Poluição mata prematuramente cerca de 20 mil pessoas por ano no Brasil

Estima-se que, até 2030, doenças pulmonares, transmitidas por mosquitos e até mesmo AVC devem aumentar em decorrência das mudanças climáticas.

Você tem alguma “ite”? Se mora em uma cidade grande, definitivamente, deve ter várias. Bronquite, rinite, sinusite… É praticamente uma unanimidade dentro da medicina que doenças do tipo estejam proporcionalmente aumentando e se agravando com o crescimento da poluição do ar. Em São Paulo, por exemplo, ficar exposto a uma hora de trânsito equivale a fumar cinco cigarros, conforme levanta relatório do Instituto de Estudos Avançados da USP. A situação é grave, e a tendência é piorar.

Protesto realizado no centro de Londres, no último dia 9, contra as mudanças climáticas. Estima-se que 25 londoners morram por dia por causa da poluição do ar.

Protesto realizado no centro de Londres, no último dia 9, contra as mudanças climáticas. Estima-se que 25 londoners morram por dia por causa da poluição do ar. (NurPhoto/Getty Images)

Segundo o estudo realizado pelo The Lancet Countdown, chamado “Tracking Progress on Health and Climate Change”, que analisa e acompanha os progressos relacionados à saúde e às mudanças climáticas, as crianças e os jovens de hoje serão ainda mais afetados pelo ar que inalam no futuro – vale ressaltar que, em 2016, 24 mil pessoas morreram prematuramente no Brasil vítimas de má qualidade do ar.

 

Partículas provenientes da queima de carvão para a produção de energia e liberada por veículos já faz, contudo, vítimas agora, no presente. Nunca antes tantos recém-nascidos nasceram com problemas pulmonares, de acordo com o levantamento. As alterações climáticas, que são negativamente estimuladas por esse queima, trazem outra preocupação que afetará diretamente os jovens de hoje: o aumento de doenças transmitidas por mosquitos, como dengue.

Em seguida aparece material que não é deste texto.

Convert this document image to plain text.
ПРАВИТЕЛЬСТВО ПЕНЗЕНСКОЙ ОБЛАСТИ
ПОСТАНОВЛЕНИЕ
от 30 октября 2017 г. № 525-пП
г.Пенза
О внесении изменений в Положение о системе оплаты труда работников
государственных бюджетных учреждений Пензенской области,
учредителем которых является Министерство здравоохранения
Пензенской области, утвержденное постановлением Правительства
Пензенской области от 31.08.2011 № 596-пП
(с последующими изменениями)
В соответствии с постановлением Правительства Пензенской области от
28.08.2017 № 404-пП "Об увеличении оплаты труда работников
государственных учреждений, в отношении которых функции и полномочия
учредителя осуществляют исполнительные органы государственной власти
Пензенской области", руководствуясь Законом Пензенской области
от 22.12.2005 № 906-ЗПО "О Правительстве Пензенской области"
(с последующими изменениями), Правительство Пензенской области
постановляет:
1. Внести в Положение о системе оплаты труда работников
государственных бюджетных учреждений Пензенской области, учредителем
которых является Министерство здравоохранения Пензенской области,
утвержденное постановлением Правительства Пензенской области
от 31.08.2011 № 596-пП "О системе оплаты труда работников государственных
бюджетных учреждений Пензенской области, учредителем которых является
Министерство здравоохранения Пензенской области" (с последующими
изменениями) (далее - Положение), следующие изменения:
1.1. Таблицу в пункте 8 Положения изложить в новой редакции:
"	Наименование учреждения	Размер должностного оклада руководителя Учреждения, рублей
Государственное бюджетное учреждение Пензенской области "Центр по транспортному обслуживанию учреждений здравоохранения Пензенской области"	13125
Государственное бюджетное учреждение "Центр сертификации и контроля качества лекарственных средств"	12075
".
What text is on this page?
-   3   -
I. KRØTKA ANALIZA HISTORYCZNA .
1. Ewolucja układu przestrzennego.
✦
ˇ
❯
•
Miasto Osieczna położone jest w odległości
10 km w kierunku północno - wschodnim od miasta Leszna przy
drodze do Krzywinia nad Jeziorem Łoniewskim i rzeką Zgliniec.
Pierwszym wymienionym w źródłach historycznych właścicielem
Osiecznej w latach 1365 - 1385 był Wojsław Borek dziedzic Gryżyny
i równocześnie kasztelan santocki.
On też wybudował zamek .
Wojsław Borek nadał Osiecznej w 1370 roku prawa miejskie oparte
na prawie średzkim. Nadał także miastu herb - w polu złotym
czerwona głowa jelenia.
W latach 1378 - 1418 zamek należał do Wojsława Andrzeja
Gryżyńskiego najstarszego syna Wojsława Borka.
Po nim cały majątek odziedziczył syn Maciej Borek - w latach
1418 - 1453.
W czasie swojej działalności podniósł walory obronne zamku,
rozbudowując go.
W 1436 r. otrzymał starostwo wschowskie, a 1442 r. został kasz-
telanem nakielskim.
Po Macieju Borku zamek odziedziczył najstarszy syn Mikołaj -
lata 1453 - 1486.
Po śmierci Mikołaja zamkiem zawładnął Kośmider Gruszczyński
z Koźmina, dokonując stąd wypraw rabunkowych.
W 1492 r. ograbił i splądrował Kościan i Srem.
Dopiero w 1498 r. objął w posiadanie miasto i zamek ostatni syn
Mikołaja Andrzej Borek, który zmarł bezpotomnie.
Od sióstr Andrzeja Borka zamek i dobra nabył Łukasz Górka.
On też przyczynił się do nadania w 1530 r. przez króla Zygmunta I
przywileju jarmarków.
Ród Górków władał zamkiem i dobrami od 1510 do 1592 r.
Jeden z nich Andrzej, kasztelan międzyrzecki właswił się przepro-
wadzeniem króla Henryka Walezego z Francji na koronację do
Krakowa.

Infelizmente, não para por aí. As mudanças climáticas, se nada for feito, até 2030, vão aumentar também as ocorrências de Acidente Vascular Cerebral. Como assim? Em São Paulo, por exemplo, em dias com picos de calor e frio, os casos de AVC aumentam em até 50%. A variação de temperatura tende a ficar mais intensa e drástica com o efeito estufa, o que consequentemente tende a aumentar as taxas de incidência da doença. É importante deixar claro que, até o momento, apenas a poluição do ar foi levada em conta. A pesquisa ainda mostra que a poluição no geral, como a da água, deve elevar também as mortes prematuras em decorrência de diarreias.

Em novembro deste ano, a atriz Prianka Chopra postou uma foto em seu Instagram usando máscara durante um dia de trabalho em Dheli, na Índia. Ela escreveu que estava fazendo alguns ensaios fotográficos e sofrendo com a poluição do ar. “É tão difícil fotografar aqui, que nem posso imaginar como é viver nessas condições”, lamentou. O nível de partículas tóxicas à saúde no ar da capital indiana é 25 vezes maior que o limite considerado seguro, de acordo com dados da Organização Mundial da Saúde. Além disso, 7 das 10 cidades com ar mais poluído se encontram no país asiático. Estima-se que, anualmente, aproximadamente um milhão de pessoas morra na Índia vítimas da poluição do ar. O Brasil e tantos outros países do mundo seguem essa “tendência”.

É preciso que as mudanças climáticas parem de ser tratadas como lendas urbanas ou algo distante, pois já fazem vitimas hoje. É indefensável também que critiquemos os ativistas ambientais e/ou menosprezemos o trabalho deles, como aconteceu recentemente em Alter do Chão, no Pará, em que quatro brigadistas foram presos injustamente após serem acusados de colocar fogo na Floresta Amazônica. Após a análise de provas antigas e novas, chegou-se a conclusão de que, na verdade, os voluntários da Brigada de Alter arriscavam suas vidas para conter queimadas supostamente ligadas a grileiros (pessoas ligadas ao uso indevido da terra que, muitas vezes, é pública e não autorizada para determinados fins).

Você, jovem de hoje, é o adulto de amanhã.